| > If a carrier can launch fields of drones and missiles, then whatever land mass your attacking can launch more This is also true of airplanes. The point is you choose where you launch your drones from anywhere in the world. > change in dynamic here isn’t a function of carriers or their abilities. It’s a change in the cost of drones and missiles It's a return to battleship economics. Except instead of direct fire from and onto shores, you have indirect fire via drones. Unlike shells, however, we have anti-drone capabilities on the horizon. It's silly to assume the current instability will persist for more than a few years. If the U.S. were paying any attention to Ukraine, it shouldn't have persisted until even now. > the technological advantage is that carriers represented for a long time has been completely neutralised Really not seeing the argument.
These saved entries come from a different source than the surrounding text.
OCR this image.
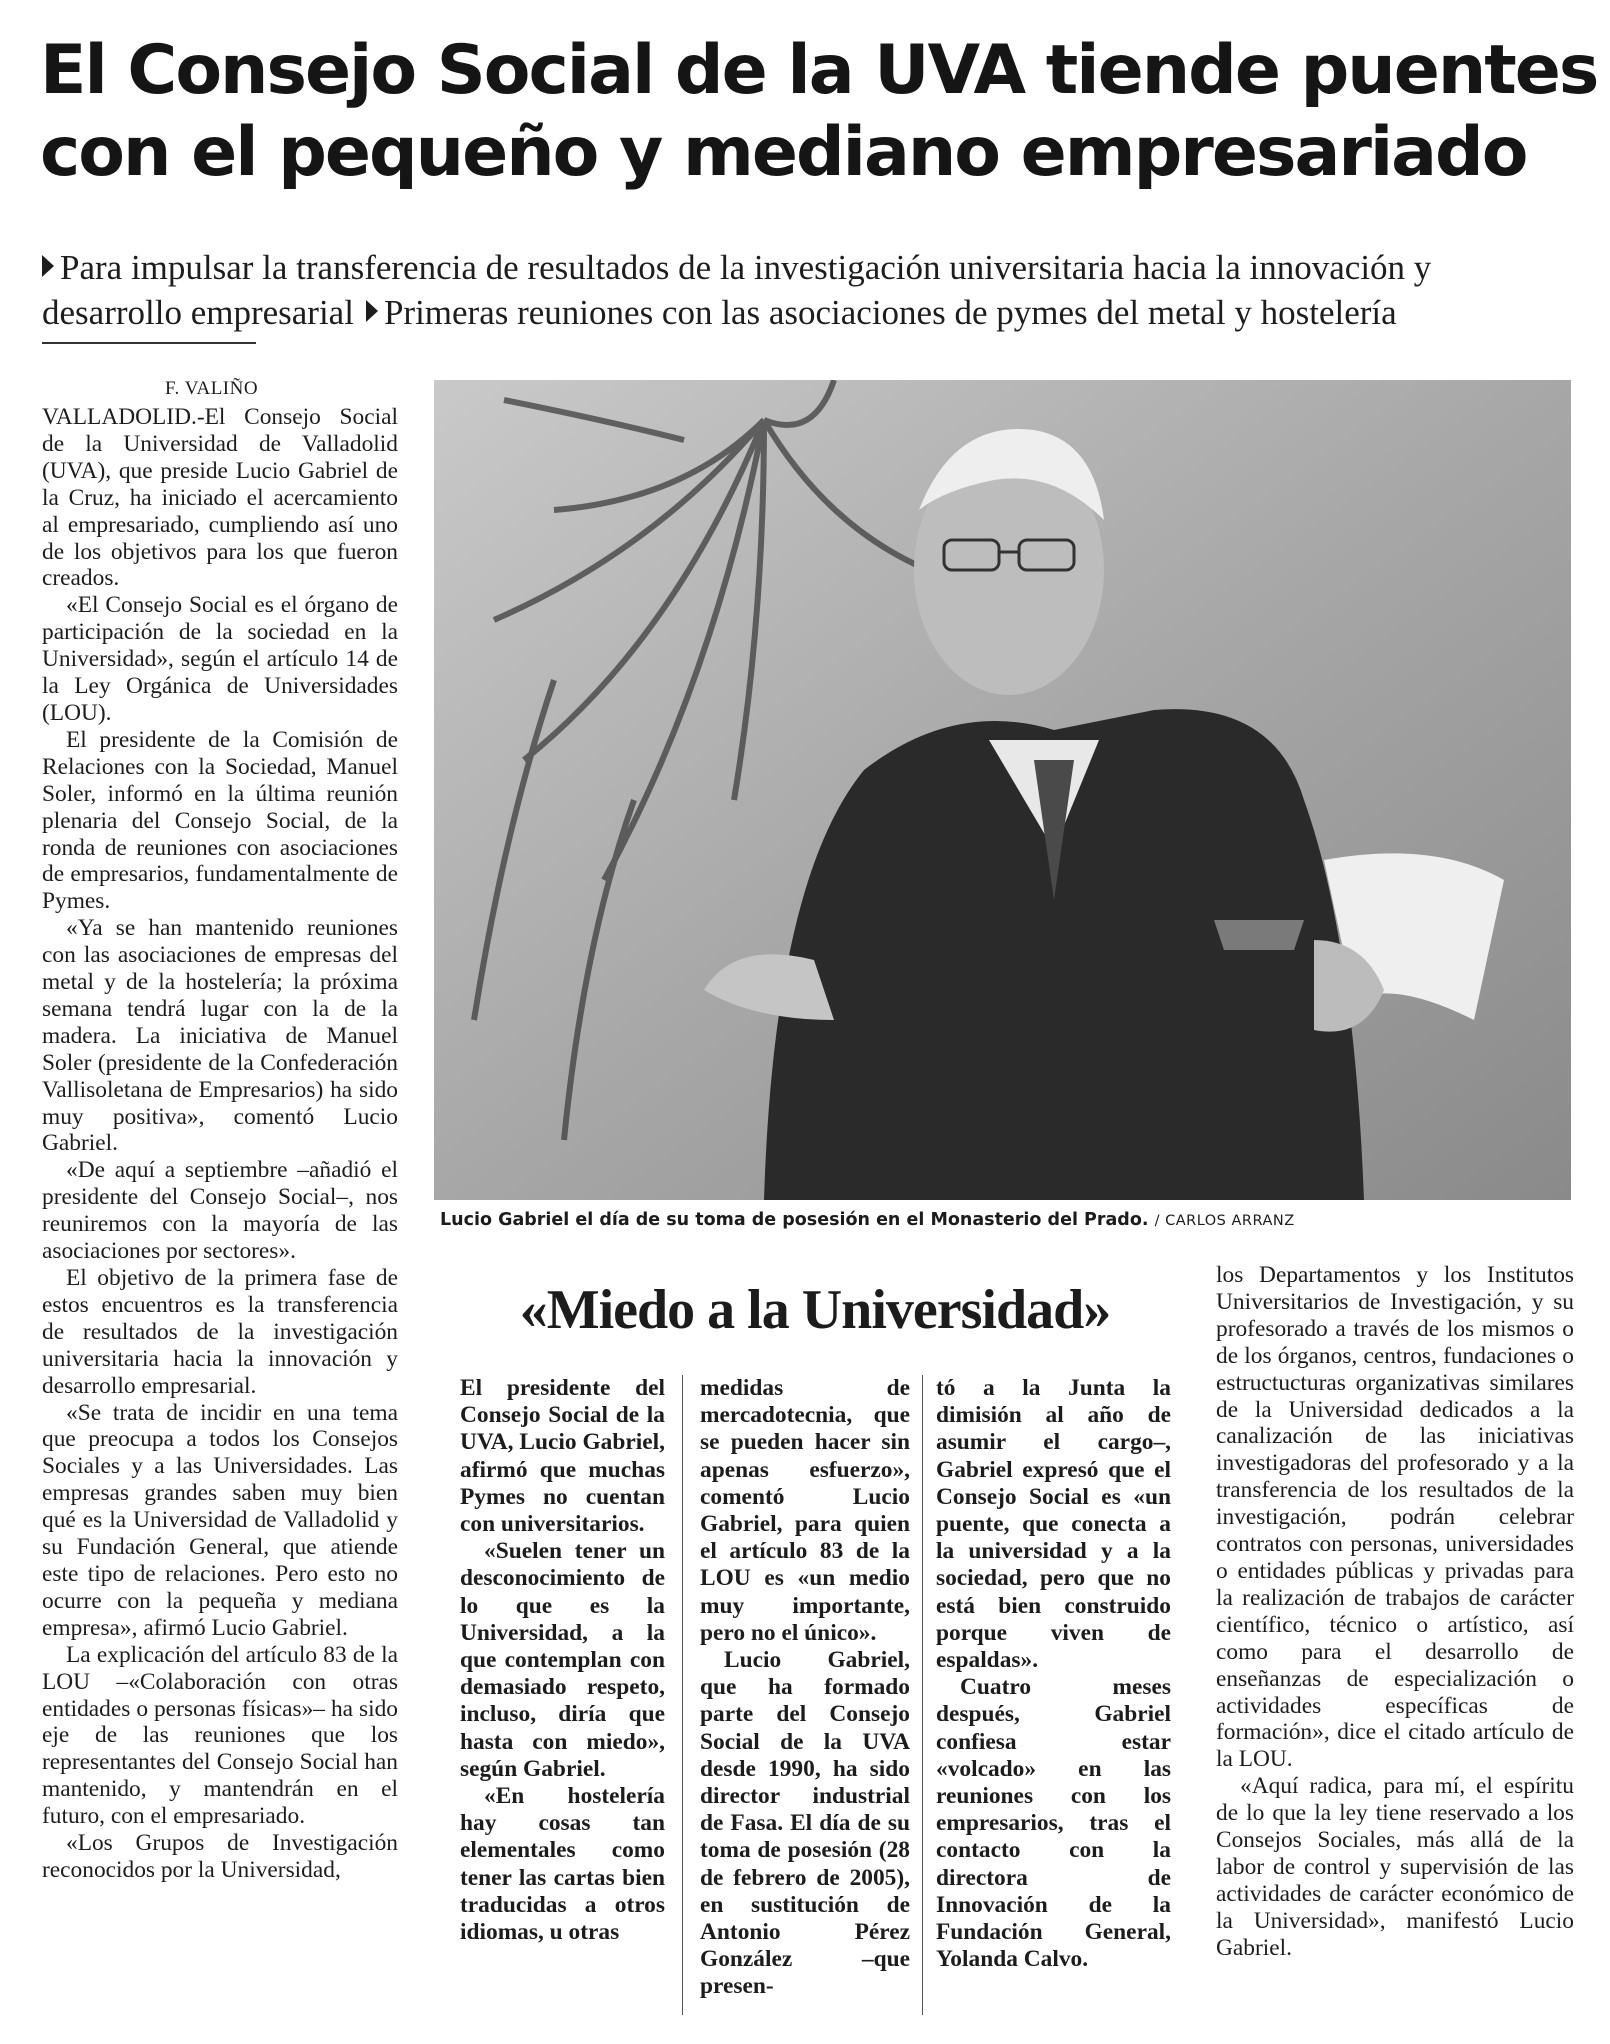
El Consejo Social de la UVA tiende puentes
con el pequeño y mediano empresariado
Para impulsar la transferencia de resultados de la investigación universitaria hacia la innovación y
desarrollo empresarial Primeras reuniones con las asociaciones de pymes del metal y hostelería
F. VALIÑO

VALLADOLID.-El Consejo Social de la Universidad de Valladolid (UVA), que preside Lucio Gabriel de la Cruz, ha iniciado el acercamiento al empresariado, cumpliendo así uno de los objetivos para los que fueron creados.

«El Consejo Social es el órgano de participación de la sociedad en la Universidad», según el artículo 14 de la Ley Orgánica de Universidades (LOU).

El presidente de la Comisión de Relaciones con la Sociedad, Manuel Soler, informó en la última reunión plenaria del Consejo Social, de la ronda de reuniones con asociaciones de empresarios, fundamentalmente de Pymes.

«Ya se han mantenido reuniones con las asociaciones de empresas del metal y de la hostelería; la próxima semana tendrá lugar con la de la madera. La iniciativa de Manuel Soler (presidente de la Confederación Vallisoletana de Empresarios) ha sido muy positiva», comentó Lucio Gabriel.

«De aquí a septiembre –añadió el presidente del Consejo Social–, nos reuniremos con la mayoría de las asociaciones por sectores».

El objetivo de la primera fase de estos encuentros es la transferencia de resultados de la investigación universitaria hacia la innovación y desarrollo empresarial.

«Se trata de incidir en una tema que preocupa a todos los Consejos Sociales y a las Universidades. Las empresas grandes saben muy bien qué es la Universidad de Valladolid y su Fundación General, que atiende este tipo de relaciones. Pero esto no ocurre con la pequeña y mediana empresa», afirmó Lucio Gabriel.

La explicación del artículo 83 de la LOU –«Colaboración con otras entidades o personas físicas»– ha sido eje de las reuniones que los representantes del Consejo Social han mantenido, y mantendrán en el futuro, con el empresariado.

«Los Grupos de Investigación reconocidos por la Universidad,

Lucio Gabriel el día de su toma de posesión en el Monasterio del Prado. / CARLOS ARRANZ
«Miedo a la Universidad»

El presidente del Consejo Social de la UVA, Lucio Gabriel, afirmó que muchas Pymes no cuentan con universitarios.

«Suelen tener un desconocimiento de lo que es la Universidad, a la que contemplan con demasiado respeto, incluso, diría que hasta con miedo», según Gabriel.

«En hostelería hay cosas tan elementales como tener las cartas bien traducidas a otros idiomas, u otras

medidas de mercadotecnia, que se pueden hacer sin apenas esfuerzo», comentó Lucio Gabriel, para quien el artículo 83 de la LOU es «un medio muy importante, pero no el único».

Lucio Gabriel, que ha formado parte del Consejo Social de la UVA desde 1990, ha sido director industrial de Fasa. El día de su toma de posesión (28 de febrero de 2005), en sustitución de Antonio Pérez González –que presen-

tó a la Junta la dimisión al año de asumir el cargo–, Gabriel expresó que el Consejo Social es «un puente, que conecta a la universidad y a la sociedad, pero que no está bien construido porque viven de espaldas».

Cuatro meses después, Gabriel confiesa estar «volcado» en las reuniones con los empresarios, tras el contacto con la directora de Innovación de la Fundación General, Yolanda Calvo.

los Departamentos y los Institutos Universitarios de Investigación, y su profesorado a través de los mismos o de los órganos, centros, fundaciones o estructucturas organizativas similares de la Universidad dedicados a la canalización de las iniciativas investigadoras del profesorado y a la transferencia de los resultados de la investigación, podrán celebrar contratos con personas, universidades o entidades públicas y privadas para la realización de trabajos de carácter científico, técnico o artístico, así como para el desarrollo de enseñanzas de especialización o actividades específicas de formación», dice el citado artículo de la LOU.

«Aquí radica, para mí, el espíritu de lo que la ley tiene reservado a los Consejos Sociales, más allá de la labor de control y supervisión de las actividades de carácter económico de la Universidad», manifestó Lucio Gabriel.
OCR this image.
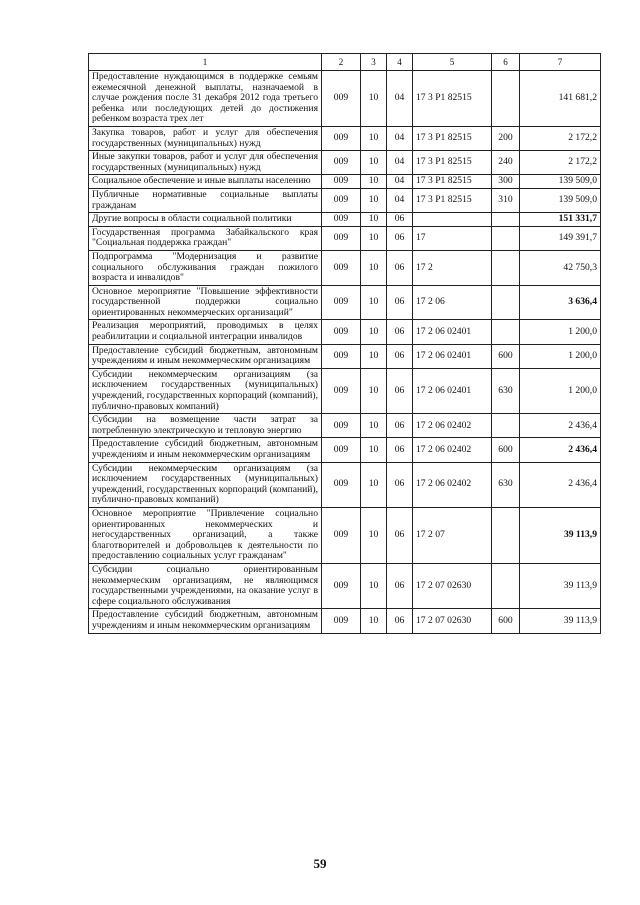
1	2	3	4	5	6	7
Предоставление нуждающимся в поддержке семьям ежемесячной денежной выплаты, назначаемой в случае рождения после 31 декабря 2012 года третьего ребенка или последующих детей до достижения ребенком возраста трех лет	009	10	04	17 3 Р1 82515		141 681,2
Закупка товаров, работ и услуг для обеспечения государственных (муниципальных) нужд	009	10	04	17 3 Р1 82515	200	2 172,2
Иные закупки товаров, работ и услуг для обеспечения государственных (муниципальных) нужд	009	10	04	17 3 Р1 82515	240	2 172,2
Социальное обеспечение и иные выплаты населению	009	10	04	17 3 Р1 82515	300	139 509,0
Публичные нормативные социальные выплаты гражданам	009	10	04	17 3 Р1 82515	310	139 509,0
Другие вопросы в области социальной политики	009	10	06			151 331,7
Государственная программа Забайкальского края "Социальная поддержка граждан"	009	10	06	17		149 391,7
Подпрограмма "Модернизация и развитие социального обслуживания граждан пожилого возраста и инвалидов"	009	10	06	17 2		42 750,3
Основное мероприятие "Повышение эффективности государственной поддержки социально ориентированных некоммерческих организаций"	009	10	06	17 2 06		3 636,4
Реализация мероприятий, проводимых в целях реабилитации и социальной интеграции инвалидов	009	10	06	17 2 06 02401		1 200,0
Предоставление субсидий бюджетным, автономным учреждениям и иным некоммерческим организациям	009	10	06	17 2 06 02401	600	1 200,0
Субсидии некоммерческим организациям (за исключением государственных (муниципальных) учреждений, государственных корпораций (компаний), публично-правовых компаний)	009	10	06	17 2 06 02401	630	1 200,0
Субсидии на возмещение части затрат за потребленную электрическую и тепловую энергию	009	10	06	17 2 06 02402		2 436,4
Предоставление субсидий бюджетным, автономным учреждениям и иным некоммерческим организациям	009	10	06	17 2 06 02402	600	2 436,4
Субсидии некоммерческим организациям (за исключением государственных (муниципальных) учреждений, государственных корпораций (компаний), публично-правовых компаний)	009	10	06	17 2 06 02402	630	2 436,4
Основное мероприятие "Привлечение социально ориентированных некоммерческих и негосударственных организаций, а также благотворителей и добровольцев к деятельности по предоставлению социальных услуг гражданам"	009	10	06	17 2 07		39 113,9
Субсидии социально ориентированным некоммерческим организациям, не являющимся государственными учреждениями, на оказание услуг в сфере социального обслуживания	009	10	06	17 2 07 02630		39 113,9
Предоставление субсидий бюджетным, автономным учреждениям и иным некоммерческим организациям	009	10	06	17 2 07 02630	600	39 113,9
59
Again, being able to build and launch and being able to field drones–alongside other weapons–is night and day. (Note that all of these arguments were made when missiles first dawned, too. Drones are, in many respects, a missile for area denial.) |
You can't win with stand-off strike capability. You can't seize and control territory, you can't keep strategic choke-points open, you can't change regimes.
But you can definitely lose by spending two or three multi-million dollar air defense interceptors per incoming projectile that costs 10x to 100x less. Especially when your supply chain can only produce hundreds of interceptors per year and your adversary makes that many missiles per month and 10x that many drones per month.